TOKYO – Les fluctuations des économies mondiales sont dues en grande partie au discours tenu à leur sujet. Un discours facile à comprendre, qui joue sur les émotions, nous pousse parfois à sortir de chez nous et à dépenser de l'argent, à démarrer une entreprise, à construire de nouvelles usines ou des immeubles de bureaux ou à engager des employés.
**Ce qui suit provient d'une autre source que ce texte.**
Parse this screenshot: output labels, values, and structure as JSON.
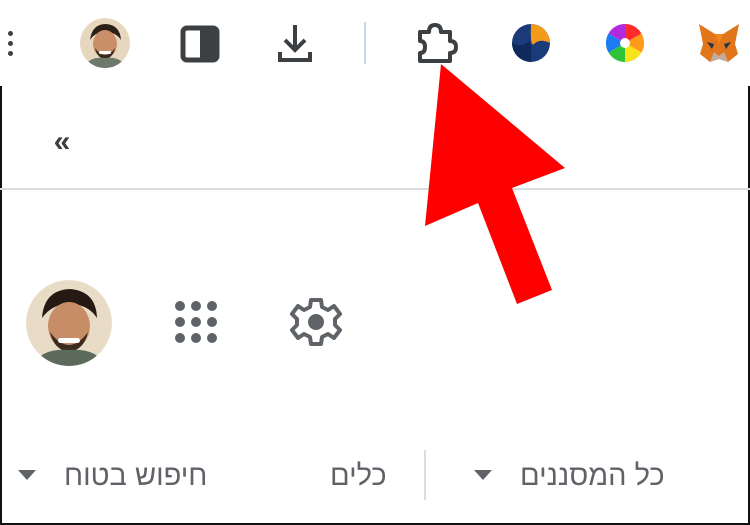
{
  "toolbar": {
    "icons": [
      "menu-icon",
      "profile-avatar",
      "side-panel-icon",
      "download-icon",
      "extensions-icon",
      "s-extension-icon",
      "color-wheel-icon",
      "metamask-fox-icon"
    ]
  },
  "panel": {
    "collapse_label": "«"
  },
  "filters": {
    "safe_search_label": "חיפוש בטוח",
    "tools_label": "כלים",
    "all_filters_label": "כל המסננים"
  },
  "colors": {
    "annotation_arrow": "#ff0000",
    "text_gray": "#5f6368",
    "icon_dark": "#3c4043"
  }
}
A d'autres moments, il nous inspire un sentiment de peur et nous fait nous recroqueviller sur nous-mêmes, économiser nos ressources, limiter nos dépenses et développe notre aversion au risque. Le discours économique stimule notre "esprit animal" ou au contraire l'étouffe. 

Actuellement au Japon pour un cycle de conférences, je suis frappé par l'impact du discours économique sur la manière de pensée et le comportement des gens, autrement dit sur le changement qu'il induit chez eux, ainsi que la fragilité de ce changement. Peu après avoir pris ses fonctions en décembre 2012, le Premier ministre Shinzo Abe a lancé un programme de relance monétaire et budgétaire et entrepris des réformes structurelles, qui ont un impact considérable sur la confiance des Japonais. Selon le FMI, l'écart de production (la différence entre le PIB réel et le PIB potentiel) s'est réduit en valeur absolue de 3,6% à  0,9% entre 2011 et 2013.

Hormis le Japon, peu de pays ont un discours global et facile à comprendre sur des changements positifs semblables à "l'Abenomie" au Japon. L'écart de production des principaux pays avancés reste décevant, passant  en valeur absolue de 5,3% en 2009, la pire année de la crise financière mondiale, à 3,2% en 2013 selon le FMI, ce qui représente moins de la moitié du chemin à parcourir pour revenir à la normale. 

Nous semblons être à la merci du discours économique. Depuis 2009, la plupart d'entre nous attendons un discours qui redonne espoir et confiance, qui donne un souffle nouveau à l'économie.